黙示の利用許諾
「ビデオ背景音楽複製許諾事件事件(2)」
平成13年07月12日東京高等裁判所(平成12(ネ)3758)
【ポイント・論点】
・著作権(複製権)の黙示の利用許諾(契約)が認められなかった事例。
・合意(契約)における明確な意思表示(例えば、意思表示の書面化)の重要性。
【判決文】
(注) 下線がある場合、それは筆者によるものです。
第2 事案の概要
本件は,控訴人補助参加人(以下「補助参加人」という。)との間で著作権信託契約を締結し,その著作権の管理を行っている控訴人が,補助参加人が背景音楽を担当したビデオの制作者である被控訴人に対し,同音楽の無断複製による著作権侵害を理由とする損害賠償を請求したという事案であり,控訴人の請求を全部棄却した原判決に対して,控訴人がこれを不服として控訴を申し立てた事件である。
―以下、略
第3 当裁判所の判断
1 (略)
2 補助参加人の被控訴人に対する本件楽曲の複製許諾の有無について
(1) 控訴人及び補助参加人は,補助参加人が,被控訴人に対し,本件楽曲の複製許諾をした事実はない旨主張する。

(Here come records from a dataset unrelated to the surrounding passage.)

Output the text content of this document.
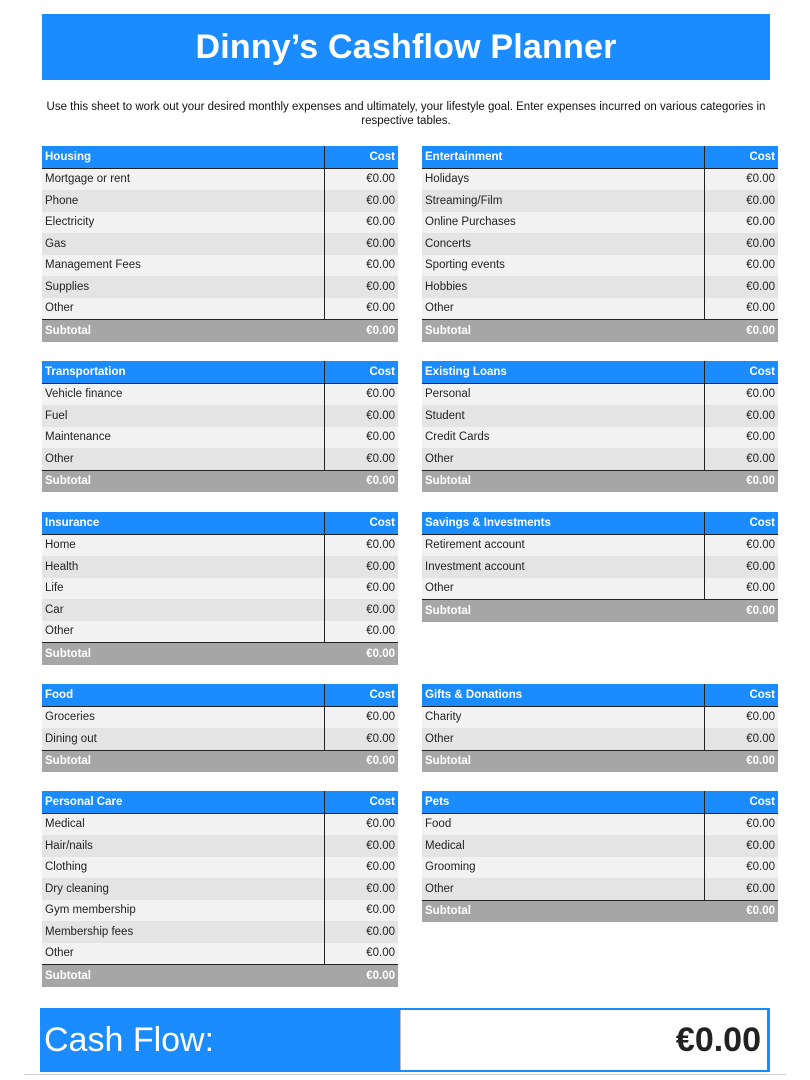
Dinny’s Cashflow Planner
Use this sheet to work out your desired monthly expenses and ultimately, your lifestyle goal. Enter expenses incurred on various categories in respective tables.
Housing	Cost
Mortgage or rent	€0.00
Phone	€0.00
Electricity	€0.00
Gas	€0.00
Management Fees	€0.00
Supplies	€0.00
Other	€0.00
Subtotal	€0.00
Entertainment	Cost
Holidays	€0.00
Streaming/Film	€0.00
Online Purchases	€0.00
Concerts	€0.00
Sporting events	€0.00
Hobbies	€0.00
Other	€0.00
Subtotal	€0.00
Transportation	Cost
Vehicle finance	€0.00
Fuel	€0.00
Maintenance	€0.00
Other	€0.00
Subtotal	€0.00
Existing Loans	Cost
Personal	€0.00
Student	€0.00
Credit Cards	€0.00
Other	€0.00
Subtotal	€0.00
Insurance	Cost
Home	€0.00
Health	€0.00
Life	€0.00
Car	€0.00
Other	€0.00
Subtotal	€0.00
Savings & Investments	Cost
Retirement account	€0.00
Investment account	€0.00
Other	€0.00
Subtotal	€0.00
Food	Cost
Groceries	€0.00
Dining out	€0.00
Subtotal	€0.00
Gifts & Donations	Cost
Charity	€0.00
Other	€0.00
Subtotal	€0.00
Personal Care	Cost
Medical	€0.00
Hair/nails	€0.00
Clothing	€0.00
Dry cleaning	€0.00
Gym membership	€0.00
Membership fees	€0.00
Other	€0.00
Subtotal	€0.00
Pets	Cost
Food	€0.00
Medical	€0.00
Grooming	€0.00
Other	€0.00
Subtotal	€0.00
Cash Flow:	€0.00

前記1で認定したとおり,補助参加人は,被控訴人に対して,本件楽曲につき,本件支払金のほかに,本件ビデオの複製本数に応じた複製許諾料の支払を求める意思表示を明示的にはしておらず,被控訴人も,補助参加人に対し,上記複製許諾料の支払を行う旨の意思表示を明示的にはしていない。しかし,同時に,補助参加人は,被控訴人に対して,本件支払金のほかに上記複製許諾料の支払を求めない旨の意思表示を明示的にはしておらず,被控訴人も,補助参加人に対し,本件支払金の支払は上記複製許諾に対する対価をも含むものである旨の意思表示を明示的にはしていないことも,弁論の全趣旨で明らかである。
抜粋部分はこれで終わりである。